Per-VOD result cached client-side so repeated hovers don't
re-fetch. Negative results (private VODs, expired) are also
cached so we don't re-query a known-empty manifest.
4) Sticky header — position:sticky;top:0;z-index:20 plus a
backdrop-filter:blur(6px) so the VOD grid scrolling underneath
reads through the banner subtly. Header stays anchored to the top
of .content as the user scrolls hundreds of VODs.
GQL refresher: the public schema rejects `broadcasterType` but
accepts `roles{isPartner isAffiliate}`, plus the same query now
includes bannerImageURL and stream{previewImageURL viewersCount
title game{name}}. One single roundtrip pulls everything we need
for the header AND the live card. The old separate-follower-count
roundtrip (fetchOnlyFollowerCount) is now redundant but kept around
for back-compat in case other call sites grow into it.
Also: profile layout switched from one big flex row to a relative
container with two children (.streamer-profile-row for the meta,
.streamer-profile-live-card for the live block). The .live-card
only renders when isLive — offline streamers get the same compact
header they had before.
Co-Authored-By: Claude Opus 4.7 (1M context) <noreply@anthropic.com>
When you pick a streamer in the sidebar, the VODs panel now leads with
a polished channel-style header instead of just the bare page title.
This is the "personal" feel — you are looking at a creator, not a folder.
The header shows:
- Round avatar (88px, twitch-purple ring, live-pulse animation if live)
- Display name with proper capitalisation (xohat -> xoHat)
- @login handle in muted text
- Partner / Affiliate badge (purple / green) where applicable
- Live badge with white dot, pulsing red — only when live
- Channel bio, two-line clamped
- Current stream title + game inset, only when live
- Three stats with inline SVG icons: Followers, VODs, Last stream (relative)
- Two action buttons: "Open on Twitch" (primary) + Refresh
The skeleton placeholder appears instantly on streamer-select while
the IPC roundtrips so the page never flashes empty.
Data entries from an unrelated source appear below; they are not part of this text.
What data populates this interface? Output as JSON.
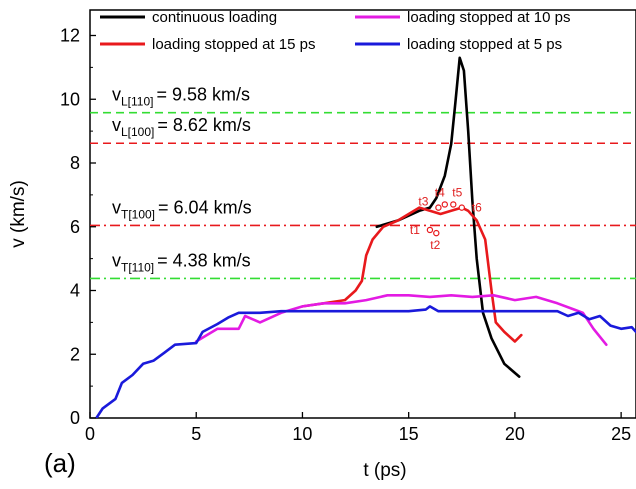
{
  "chart_data": {
    "type": "line",
    "panel_label": "(a)",
    "xlabel": "t (ps)",
    "ylabel": "v (km/s)",
    "xlim": [
      0,
      25.7
    ],
    "ylim": [
      0,
      12.8
    ],
    "xticks": [
      "0",
      "5",
      "10",
      "15",
      "20",
      "25"
    ],
    "yticks": [
      "0",
      "2",
      "4",
      "6",
      "8",
      "10",
      "12"
    ],
    "grid": false,
    "legend_placement": "top",
    "series": [
      {
        "name": "continuous loading",
        "color": "#000000",
        "points": [
          [
            13.5,
            6.0
          ],
          [
            14.5,
            6.2
          ],
          [
            15.5,
            6.5
          ],
          [
            16.0,
            6.6
          ],
          [
            16.3,
            6.9
          ],
          [
            16.7,
            7.6
          ],
          [
            17.0,
            8.6
          ],
          [
            17.2,
            9.9
          ],
          [
            17.4,
            11.3
          ],
          [
            17.6,
            10.9
          ],
          [
            17.8,
            9.0
          ],
          [
            18.0,
            6.8
          ],
          [
            18.2,
            5.0
          ],
          [
            18.5,
            3.3
          ],
          [
            18.9,
            2.5
          ],
          [
            19.5,
            1.7
          ],
          [
            20.2,
            1.3
          ]
        ]
      },
      {
        "name": "loading stopped at 15 ps",
        "color": "#e8191c",
        "points": [
          [
            10.0,
            3.5
          ],
          [
            11.0,
            3.6
          ],
          [
            12.0,
            3.7
          ],
          [
            12.5,
            4.0
          ],
          [
            12.8,
            4.3
          ],
          [
            13.0,
            5.1
          ],
          [
            13.3,
            5.6
          ],
          [
            13.8,
            6.0
          ],
          [
            14.5,
            6.2
          ],
          [
            15.0,
            6.4
          ],
          [
            15.5,
            6.6
          ],
          [
            16.0,
            6.5
          ],
          [
            16.5,
            6.4
          ],
          [
            17.0,
            6.5
          ],
          [
            17.5,
            6.6
          ],
          [
            17.8,
            6.5
          ],
          [
            18.2,
            6.2
          ],
          [
            18.6,
            5.6
          ],
          [
            18.9,
            4.0
          ],
          [
            19.1,
            3.0
          ],
          [
            19.5,
            2.7
          ],
          [
            20.0,
            2.4
          ],
          [
            20.3,
            2.6
          ]
        ]
      },
      {
        "name": "loading stopped at 10 ps",
        "color": "#e31be3",
        "points": [
          [
            5.0,
            2.4
          ],
          [
            5.5,
            2.6
          ],
          [
            6.0,
            2.8
          ],
          [
            7.0,
            2.8
          ],
          [
            7.3,
            3.2
          ],
          [
            8.0,
            3.0
          ],
          [
            9.0,
            3.3
          ],
          [
            10.0,
            3.5
          ],
          [
            11.0,
            3.6
          ],
          [
            12.0,
            3.6
          ],
          [
            13.0,
            3.7
          ],
          [
            14.0,
            3.85
          ],
          [
            15.0,
            3.85
          ],
          [
            16.0,
            3.8
          ],
          [
            17.0,
            3.85
          ],
          [
            18.0,
            3.8
          ],
          [
            19.0,
            3.85
          ],
          [
            20.0,
            3.7
          ],
          [
            21.0,
            3.8
          ],
          [
            22.0,
            3.6
          ],
          [
            22.8,
            3.4
          ],
          [
            23.2,
            3.3
          ],
          [
            23.7,
            2.8
          ],
          [
            24.3,
            2.3
          ]
        ]
      },
      {
        "name": "loading stopped at 5 ps",
        "color": "#1a1adb",
        "points": [
          [
            0.3,
            0.0
          ],
          [
            0.6,
            0.3
          ],
          [
            1.2,
            0.6
          ],
          [
            1.5,
            1.1
          ],
          [
            2.0,
            1.35
          ],
          [
            2.5,
            1.7
          ],
          [
            3.0,
            1.8
          ],
          [
            3.5,
            2.05
          ],
          [
            4.0,
            2.3
          ],
          [
            5.0,
            2.35
          ],
          [
            5.3,
            2.7
          ],
          [
            6.0,
            2.95
          ],
          [
            6.5,
            3.15
          ],
          [
            7.0,
            3.3
          ],
          [
            8.0,
            3.3
          ],
          [
            9.0,
            3.35
          ],
          [
            10.0,
            3.35
          ],
          [
            11.0,
            3.35
          ],
          [
            12.0,
            3.35
          ],
          [
            13.0,
            3.35
          ],
          [
            14.0,
            3.35
          ],
          [
            15.0,
            3.35
          ],
          [
            15.8,
            3.4
          ],
          [
            16.0,
            3.5
          ],
          [
            16.4,
            3.35
          ],
          [
            17.0,
            3.35
          ],
          [
            18.0,
            3.35
          ],
          [
            19.0,
            3.35
          ],
          [
            20.0,
            3.35
          ],
          [
            21.0,
            3.35
          ],
          [
            22.0,
            3.35
          ],
          [
            22.5,
            3.2
          ],
          [
            23.0,
            3.3
          ],
          [
            23.5,
            3.1
          ],
          [
            24.0,
            3.2
          ],
          [
            24.5,
            2.9
          ],
          [
            25.0,
            2.8
          ],
          [
            25.5,
            2.85
          ],
          [
            25.7,
            2.7
          ]
        ]
      }
    ],
    "reference_lines": [
      {
        "y": 9.58,
        "color": "#33dd33",
        "style": "dashed",
        "label_main": "v",
        "label_sub": "L[110]",
        "label_value": "= 9.58 km/s"
      },
      {
        "y": 8.62,
        "color": "#e8191c",
        "style": "dashed",
        "label_main": "v",
        "label_sub": "L[100]",
        "label_value": "= 8.62 km/s"
      },
      {
        "y": 6.04,
        "color": "#e8191c",
        "style": "dashdot",
        "label_main": "v",
        "label_sub": "T[100]",
        "label_value": "= 6.04 km/s"
      },
      {
        "y": 4.38,
        "color": "#33dd33",
        "style": "dashdot",
        "label_main": "v",
        "label_sub": "T[110]",
        "label_value": "= 4.38 km/s"
      }
    ],
    "markers": [
      {
        "label": "t1",
        "x": 16.0,
        "y": 5.9
      },
      {
        "label": "t2",
        "x": 16.3,
        "y": 5.8
      },
      {
        "label": "t3",
        "x": 16.4,
        "y": 6.6
      },
      {
        "label": "t4",
        "x": 16.7,
        "y": 6.7
      },
      {
        "label": "t5",
        "x": 17.1,
        "y": 6.7
      },
      {
        "label": "t6",
        "x": 17.5,
        "y": 6.6
      }
    ]
  }
}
Stale-request guard
prevents a slow profile fetch from overwriting the header after the
user has clicked another streamer.
Backend (main.ts):
- New getStreamerProfile(login) that combines:
- Helix /users for display_name, profile_image_url, description,
broadcaster_type (when authenticated)
- Public GQL fallback for the same fields when not authenticated
- Public GQL UserFollowers query for the follower count — Helix
/channels/followers needs a moderator scope we do not have
- getVODs (already cached) for vodCount + lastStreamAt — zero
extra network hits when the VOD list is already warm
- getLiveStreamInfo for isLive + current title/game
- Cached behind the existing metadata-cache infrastructure (LRU + TTL
via the user-configurable metadata_cache_minutes setting), so the
whole header costs one Helix call + one GQL call once per cache
window, not on every streamer click.
Frontend:
- New renderer-profile.ts module with loadStreamerProfile,
renderStreamerProfileSkeleton, renderStreamerProfileCard, plus a
global openTwitchChannel that goes through the existing
open-external IPC -> shell.openExternal pipeline.
- Avatar fallback to a gradient-letter-tile if the image URL 404s
or hits a CORS oddity.
- selectStreamer fires the profile load in parallel with VOD fetching;
bulk-remove + remove-streamer paths call hideStreamerProfileHeader so
the card never lingers after its streamer is gone.
CSS adds the .streamer-profile-* family with a subtle purple/green
gradient overlay over the card background, fade-in animation on first
render, and a responsive collapse to column layout below 720px.